1
No alto do pináculo municipal, o prefeito Celso Gardenal observa o movimento com uma luneta. A população enfurecida de uma cidade tropical queimou 365 ônibus em protesto contra o aumento das passagens. A fúria é cíclica; há oitenta anos, queimava-se bondes. De um jeito ou de outro, a passagem sempre aumenta mais que a inflação. O soviete supremo pede calma, mas os estudantes já estão fornicando nas ruas, numa cópula revolucionária que multiplicará a horda. So há uma solução – o prefeito manda dissolver gardenal na água da Embasa. Quinze dias depois, começa o carnaval.
2
De um escritório em Wall Street, Wilfred Midas observa as obras de construção da Torre da Liberdade. O movimento é lento. Ele usa um binóculo XZ-403 que custa o salário mensal de um dos operários da obra. No canteiro terroso, Ignácio López escarra no solo congelado e coça a virilha; acima dele, na casinha de metal, seu supervisor bebe café; na rua, um turista suíço compra uma camisa das torres gêmeas e um bibelô em forma de águia de um dos camelôs da Rua Trinity; um miasma de vapor e esgoto sai dos bueiros; enquanto isso, um fundo de investimento compra todas as ações da Sopas Anderson e decide fechar uma fábrica na Pensilvânia para reabri-la no México, com metade dos funcionários. As ações sobem.
3
Nhagô observa o céu estrelado de Darfur, no noroeste do Sudão. A noite está calma. Uma criança doente tosse levemente.

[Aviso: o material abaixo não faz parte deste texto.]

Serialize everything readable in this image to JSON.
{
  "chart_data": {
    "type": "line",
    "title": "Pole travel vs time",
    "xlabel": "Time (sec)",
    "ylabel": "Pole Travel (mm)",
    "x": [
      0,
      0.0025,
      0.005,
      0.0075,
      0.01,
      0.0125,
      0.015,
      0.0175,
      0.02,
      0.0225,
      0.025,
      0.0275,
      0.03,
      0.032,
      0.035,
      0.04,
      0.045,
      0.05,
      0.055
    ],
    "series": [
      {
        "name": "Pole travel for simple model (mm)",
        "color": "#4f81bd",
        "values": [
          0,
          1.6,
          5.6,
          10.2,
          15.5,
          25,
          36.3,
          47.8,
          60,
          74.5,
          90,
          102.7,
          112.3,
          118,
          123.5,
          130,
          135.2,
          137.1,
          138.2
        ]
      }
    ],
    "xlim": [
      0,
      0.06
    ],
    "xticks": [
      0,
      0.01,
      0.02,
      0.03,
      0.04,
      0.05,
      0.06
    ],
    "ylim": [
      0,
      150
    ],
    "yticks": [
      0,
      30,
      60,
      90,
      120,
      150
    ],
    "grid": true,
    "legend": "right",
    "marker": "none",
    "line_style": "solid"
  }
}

O barulho de trezentos estômagos vazios se une ao choro dos órfãos, das viúvas, dos viúvos e das jovens violentadas, numa sinfonia cruel, enquanto que a 100 quilômetros dali uma patrulha do Exército sudanês entrega um carregamento de munição, bombas de fósforo e um pouco de ódio para milicianos nômades islâmicos. Nhagô tenta sorrir, mas seu coração dói: nasceu mais uma criança. Amanhã, serão 301 cruzando o deserto rumo à fronteira. Nhagô quer ser adotado por uma ONG européia e virar estudo de caso em Oxford. As estudantes lindas, entediadas, brancas e bem-alimentadas, atentas à sua história de sofrimento. Como contou-lhe Ngebo, que fugiu para a Grã-Bretanha e casou com uma das estudantes.
4
Wladimir observa o avião que está prestes a decolar na cabeceira da pista, com os pés fincados na passarela que cruza a Grande Avenida Heróica, perto do aeroporto, onde uma confusão de pistas em sentidos contrários “transporta as vísceras deste organismo fantástico”, pensa ele; Wladimir tem o rosto queimado pelo sol e usa sandálias de couro; carrega um pedaço de carne seca e um quinhão de farinha; protege-se dos bandoleiros com uma peixeira enferrujada; em meio ao tráfego, fecha os olhos e imagina uma floresta límpida, cuja umidade pungente emite uma energia esmeraldina de suor e seiva; insetos; ele tenta se concentrar no afeto dos insetos, mas um outdoor gigante grita para os seus olhos: “VOCÊ PRECISA DE STATUS”.